El edificio (reboot, 61)

Con el paso del tiempo (una era geológica en el edificio puede durar una semana), han surgido especies endogámicas, evoluciones de otras especies adaptadas a este espacio cerrado, autónomo y vertical. Arañas de cabeza oblonga y patas longitudinales corren por los huecos de los ascensores; pájaros del color del cemento vuelan en círculos cazando moscas azules del color de los cables eléctricos con picos curvados en espiral; en el exterior del edificio, seres medio lapa medio murciélago absorben los restos de la última tormenta de arena; en los pisos más bajos del subsuelo, topos ciegos de patas curvadas como palas de excavadora arañan la tierra y añaden salas nuevas a los sótanos del edificio que en seguida se llenan de agua, de restos orgánicos, de otras especies que también son endémicas de esos sótanos. Los hombres albinos de los círculos intermedios no se sabe si son una especie, una raza, una moda, una tribu urbana.

Anuncios

El edificio (reboot, 57)

—¿Tú crees en Dios?

—Yo creo en el edificio.

—Está bien, pero no es lo mismo.

—¿Cómo que no? El edificio es grande, implacable, todopoderoso.

—Pero Dios también es misericordioso, y el edificio no.

—El edificio podría ser misericordioso si quisiera, pero no quiere.

—¿Y por qué no?

—Porque no lo merecemos, porque no estamos a su altura.
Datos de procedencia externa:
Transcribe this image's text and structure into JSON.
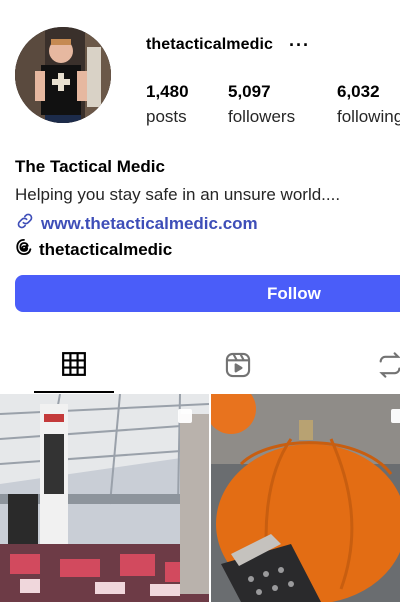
{
  "profile": {
    "username": "thetacticalmedic",
    "more_label": "···",
    "full_name": "The Tactical Medic",
    "bio": "Helping you stay safe in an unsure world....",
    "link": "www.thetacticalmedic.com",
    "threads_handle": "thetacticalmedic"
  },
  "stats": {
    "posts": {
      "value": "1,480",
      "label": "posts"
    },
    "followers": {
      "value": "5,097",
      "label": "followers"
    },
    "following": {
      "value": "6,032",
      "label": "following"
    }
  },
  "actions": {
    "follow_label": "Follow"
  },
  "colors": {
    "follow_button": "#4a5df9",
    "link": "#3e4eb8",
    "active_tab_border": "#000000"
  },
  "tabs": [
    {
      "name": "posts-grid",
      "icon": "grid-icon",
      "active": true
    },
    {
      "name": "reels",
      "icon": "reels-icon",
      "active": false
    },
    {
      "name": "tagged",
      "icon": "tagged-icon",
      "active": false
    }
  ],
  "posts": [
    {
      "icon": "carousel-icon",
      "subject": "trade show hall"
    },
    {
      "icon": "carousel-icon",
      "subject": "pumpkin"
    }
  ]
}
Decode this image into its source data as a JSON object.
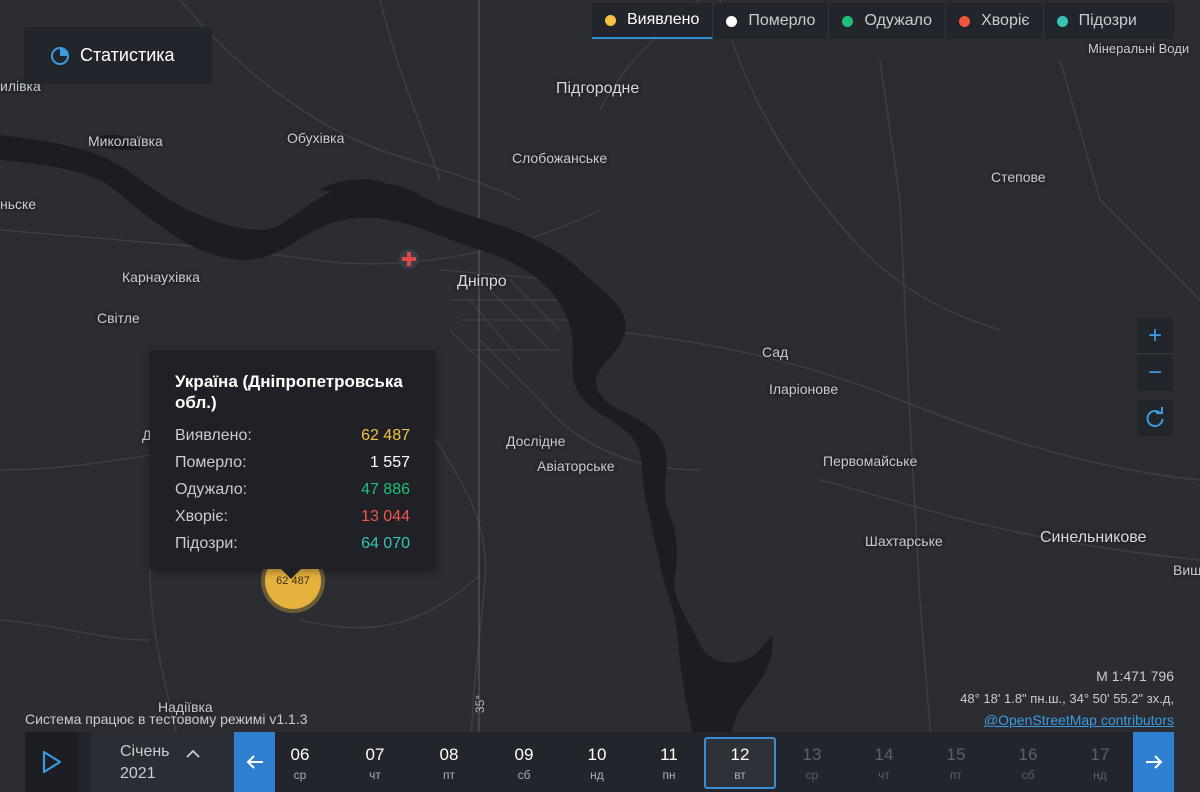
{
  "stats_button": {
    "label": "Статистика",
    "icon": "pie-chart-icon"
  },
  "legend": [
    {
      "label": "Виявлено",
      "color": "#f4c243",
      "active": true
    },
    {
      "label": "Померло",
      "color": "#ffffff",
      "active": false
    },
    {
      "label": "Одужало",
      "color": "#1fbf7a",
      "active": false
    },
    {
      "label": "Хворіє",
      "color": "#f0563c",
      "active": false
    },
    {
      "label": "Підозри",
      "color": "#35c3b5",
      "active": false
    }
  ],
  "places": {
    "pidhorodne": "Підгородне",
    "mykolaivka": "Миколаївка",
    "obukhivka": "Обухівка",
    "slobozhanske": "Слобожанське",
    "stepove": "Степове",
    "mineralni": "Мінеральні Води",
    "karnaukhivka": "Карнаухівка",
    "dnipro": "Дніпро",
    "svitle": "Світле",
    "sad": "Сад",
    "ilarionove": "Іларіонове",
    "doslidne": "Дослідне",
    "aviatorske": "Авіаторське",
    "pervomaiske": "Первомайське",
    "shakhtarske": "Шахтарське",
    "synelnykove": "Синельникове",
    "nadiivka": "Надіївка",
    "edge_left_1": "илівка",
    "edge_left_2": "ньске",
    "edge_left_3": "Д",
    "edge_right": "Виш"
  },
  "tooltip": {
    "title": "Україна (Дніпропетровська обл.)",
    "rows": [
      {
        "label": "Виявлено:",
        "value": "62 487",
        "color": "#f4c243"
      },
      {
        "label": "Померло:",
        "value": "1 557",
        "color": "#ffffff"
      },
      {
        "label": "Одужало:",
        "value": "47 886",
        "color": "#1fbf7a"
      },
      {
        "label": "Хворіє:",
        "value": "13 044",
        "color": "#f0564c"
      },
      {
        "label": "Підозри:",
        "value": "64 070",
        "color": "#35c3b5"
      }
    ]
  },
  "cluster": {
    "value": "62 487"
  },
  "map_info": {
    "scale": "М 1:471 796",
    "coords": "48° 18' 1.8\" пн.ш., 34° 50' 55.2\" зх.д,",
    "attribution": "@OpenStreetMap contributors",
    "meridian": "35°"
  },
  "system_message": "Система працює в тестовому режимі v1.1.3",
  "zoom": {
    "in": "+",
    "out": "−"
  },
  "timeline": {
    "month": "Січень",
    "year": "2021",
    "days": [
      {
        "n": "06",
        "w": "ср",
        "state": "normal"
      },
      {
        "n": "07",
        "w": "чт",
        "state": "normal"
      },
      {
        "n": "08",
        "w": "пт",
        "state": "normal"
      },
      {
        "n": "09",
        "w": "сб",
        "state": "normal"
      },
      {
        "n": "10",
        "w": "нд",
        "state": "normal"
      },
      {
        "n": "11",
        "w": "пн",
        "state": "normal"
      },
      {
        "n": "12",
        "w": "вт",
        "state": "selected"
      },
      {
        "n": "13",
        "w": "ср",
        "state": "dim"
      },
      {
        "n": "14",
        "w": "чт",
        "state": "dim"
      },
      {
        "n": "15",
        "w": "пт",
        "state": "dim"
      },
      {
        "n": "16",
        "w": "сб",
        "state": "dim"
      },
      {
        "n": "17",
        "w": "нд",
        "state": "dim"
      }
    ]
  }
}
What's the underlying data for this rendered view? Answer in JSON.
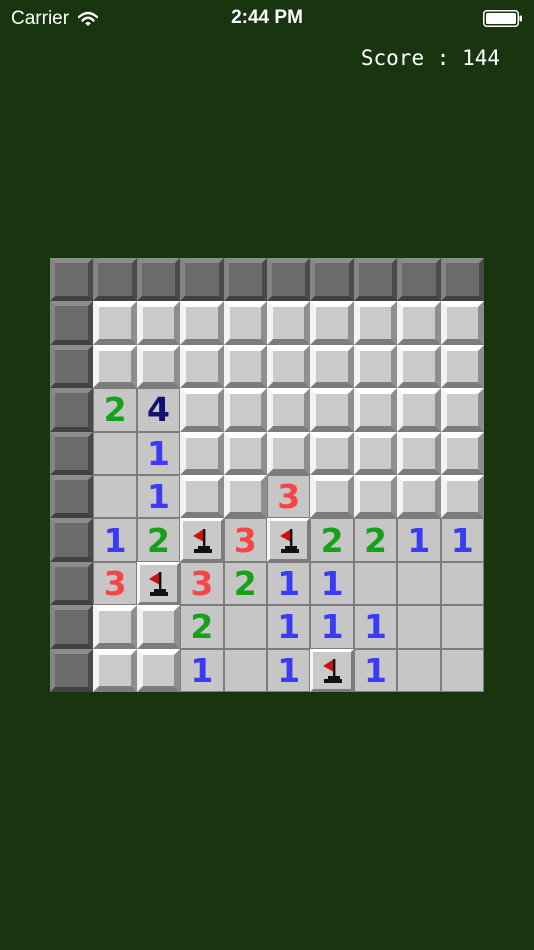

Porque somos pequeños, imperfectos y frágiles. ¿Por qué iba a rebajarse a nuestra altura el edificio y mostrarnos compasión? ¿Tú nos has visto bien?

El edificio (reboot, 56)

Además de las diferencias verticales, en el edificio también hay diferencias horizontales: las plantas se organizan en círculos concéntricos, designados por letras. Uno no vive simplemente en el piso 20, sino en el piso 20, círculo F. Algunos servicios se organizan verticalmente, por pisos (los hospitales, escuelas, bomberos); otros, horizontalmente, por círculos (los supermercados, restaurantes, cafeterías…). Los habitantes de los círculos más exteriores se despiertan con la luz del sol entrando por sus ventanas, y se sienten bendecidos; los habitantes de los círculos más interiores pueden asomarse al enorme atrio central del edificio, con su vértigo sublime, y se sienten bendecidos. Los habitantes del resto de círculos son seres albinos, miopes, introspectivos y tristes; casi nunca van a ningún sitio.

El edificio (reboot, 55)

(Hay un ascensor, un pequeño montacargas, que conecta el piso 117 con el piso 174; solo esos dos pisos. No se ha conseguido encontrar una explicación razonable para su existencia. Los vecinos del piso 117 no lo usan nunca, porque ya se sabe cómo son los del 174; los del 174 miran para otro lado y se ríen. A veces se oyen ruidos que vienen del hueco del ascensor, pero el ascensor no se mueve. Está permanentemente parado en alguna planta entre la 117 y la 174. Si se pulsa el botón de llamada (pero nadie lo pulsa nunca) se enciende una luz amarilla, que vuelve a apagarse después de cinco segundos. Un edificitario propuso sustituir este montacargas por otro que parase en todos los pisos, como dios manda; la propuesta fue rechazada sin mucha discusión).

El edificio (reboot, 54)

En cierto modo es una pena que la Guerra Fría acabase antes de que viniese a existir el edificio; si la Guerra Fría no hubiese acabado, el edificio miraría a los dos bloques, al bloque comunista y al capitalista, con el desdén divertido de un adulto que ve a dos niños pelearse por un juguete, y cuando terminan de pelarse, magullados y doloridos, les invita a un helado para que dejen de llorar. (En esta metáfora, el edificio es el adulto, y el juguete. Y el helado).

El edificio (reboot, 53)

Como toda comunidad humana lo bastante grande, el edificio ha generado sus propios mitos. Una de las más extendidas es la leyenda del piso vacío. Se cree (hay quien cree, algunas personas creen) que en el edificio hay una planta vacía, que no está conectada con ningún ascensor y que no aparece en ningún plano.

No es una hipótesis imposible, porque la construcción del edificio fue, a partir de cierto punto, un proceso orgánico, como la expasión de un tumor violento. Es en cualquer caso una teoría imposible de comprobar: la única forma de hacerlo sería visitar una a una todas las plantas del edificio, en cada uno de los ascensores, y medir el tiempo de subida y bajada en busca de anomalías. Harían falta tres vidas humanas para cumplir ese propósito.

Mientras tanto, hay quien dice haber llegado a la planta vacía, trepando por los cables de la luz, por los conductos del aire acondicionado o por las tuberías de agua sucia. Pero nadie les cree; tienen un brillo de locura en los ojos.